Ketidakpastian: Pengendalian APBN?

Candra Fajri Ananda
Staf Khusus Menteri Keuangan RI
PADA situasi kegiatan ekonomi global yang mana terus menghadapi tekanan, menjaga stabilitas Anggaran Pendapatan kemudian Belanja Negara (APBN) menjadi salah satu prioritas utama bagi pemerintah. Kondisi seperti ketidakpastian geopolitik, disrupsi melalui teknologi, juga pembaharuan iklim kegiatan ekonomi pasca-pandemi sudah pernah meningkatkan risiko pengelolaan perkembangan di area semua negara.
Bagi Indonesia, pada sedang tantangan tersebut, APBN merupakan instrumen pemerintah yang digunakan sangat vital untuk menegaskan keberlangsungan konstruksi dengan memverifikasi pelayanan rakyat dan juga dukungan terhadap sektor-sektor ekonomi dapat berjalan dengan baik. Pada fase seperti ini, stabilitas merupakan tujuan penting untuk menjaga kepercayaan warga kemudian pasar.
Stabilitas APBN mempunyai keterkaitan erat dengan prinsip “fiscal sustainability,” di tempat mana pemerintah harus meyakinkan bahwa belanja negara tidak ada membebani kapasitas kegiatan ekonomi jangka panjang. Menurut teori Ricardian Equivalence, peningkatan utang untuk mendanai defisit anggaran dapat mengempiskan konsumsi pada masa depan jikalau penduduk memperkirakan pajak yang mana lebih lanjut tinggi akan diberlakukan.
Oleh sebab itu, pemerintah perlu menjalankan kebijakan fiskal yang tersebut berfokus pada keseimbangan antara pengeluaran juga penerimaan negara. Di satu sisi, pengeluaran yang tersebut efisien diperlukan untuk mengupayakan program-program pengamanan sosial, pembangunan infrastruktur, dan juga stimulasi ekonomi.

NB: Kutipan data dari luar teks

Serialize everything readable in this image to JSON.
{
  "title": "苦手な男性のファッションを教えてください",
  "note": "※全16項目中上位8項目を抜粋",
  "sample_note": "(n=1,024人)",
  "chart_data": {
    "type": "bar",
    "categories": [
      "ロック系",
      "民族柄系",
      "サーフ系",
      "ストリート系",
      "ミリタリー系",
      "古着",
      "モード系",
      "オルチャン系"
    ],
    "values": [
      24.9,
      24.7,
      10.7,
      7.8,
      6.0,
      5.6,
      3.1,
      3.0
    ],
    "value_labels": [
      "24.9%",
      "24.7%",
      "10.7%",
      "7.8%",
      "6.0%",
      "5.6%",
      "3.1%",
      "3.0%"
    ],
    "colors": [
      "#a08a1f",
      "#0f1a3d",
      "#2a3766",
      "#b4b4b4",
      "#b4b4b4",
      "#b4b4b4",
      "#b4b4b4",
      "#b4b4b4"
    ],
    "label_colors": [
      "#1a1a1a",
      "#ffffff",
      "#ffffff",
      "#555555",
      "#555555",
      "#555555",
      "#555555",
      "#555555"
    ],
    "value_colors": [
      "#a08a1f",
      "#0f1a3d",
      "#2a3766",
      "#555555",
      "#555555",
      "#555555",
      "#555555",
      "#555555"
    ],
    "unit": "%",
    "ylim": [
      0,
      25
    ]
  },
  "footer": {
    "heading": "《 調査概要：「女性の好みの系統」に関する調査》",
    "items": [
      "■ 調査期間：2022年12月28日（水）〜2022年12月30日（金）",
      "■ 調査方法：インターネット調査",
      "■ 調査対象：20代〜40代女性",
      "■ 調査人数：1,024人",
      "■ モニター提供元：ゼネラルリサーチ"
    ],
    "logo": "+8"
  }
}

Di sisi lain, peningkatan penerimaan negara, baik melalui pajak maupun optimalisasi sumber daya alam, penting untuk mengempiskan defisit anggaran. Pada situasi ini, kebijakan fiskal yang mana adaptif juga terukur sangat dibutuhkan untuk menjaga keseimbangan dunia usaha pada negeri di dalam berada dalam tekanan global yang digunakan tak terduga.
Selain stabilitas, aspek keberlanjutan (sustainability) APBN juga harus memperhatikan pembiayaan. Pendanaan utang yang tersebut berlebihan tanpa memperhatikan kapasitas sektor ekonomi jangka panjang dapat membebani generasi mendatang. Sangat penting, pemerintah mempertimbangkan langkah-langkah inovatif untuk meningkatkan pendapatan negara secara berkelanjutan, seperti digitalisasi sektor ekonomi juga perbaikan tata kelola sumber daya alam.
Menjaga Kredibilitas APBN
Pada tahun kebijakan pemerintah 2024 ini, berbagai janji kebijakan pemerintah yang digunakan disampaikan selama kampanye telah dilakukan terpatri pada diri publik serta tak elok jikalau diingkari. Artinya, rakyat mengharapkan realisasi berbagai janji tersebut, khususnya dalam sektor kesejahteraan sosial, kesehatan, kemudian pendidikan. Pasalnya, penting bagi pemerintah untuk menjaga keseimbangan antara memenuhi harapan penduduk serta menjaga kredibilitas APBN.
Artinya, realisasi janji-janji urusan politik harus dijalankan dengan perencanaan fiskal yang tersebut matang agar tidaklah membebani defisit APBN yang mana pada waktu ini diproyeksikan berada di tempat bilangan 2,5% dari PDB. Sejatinya bilangan yang disebutkan relatif terkendali, walau terdapat komitmen besar terhadap belanja publik
Realisasi janji urusan politik tidak tanpa tantangan, khususnya di menjaga keseimbangan antara anggaran untuk program-program prioritas lalu keberlanjutan fiskal. Program-program besar seperti makan siang gratis pada sekolah, pembangunan infrastruktur, serta penyediaan rumah terjangkau bagi publik berpenghasilan rendah menjadi komitmen utama pemerintah mendatang.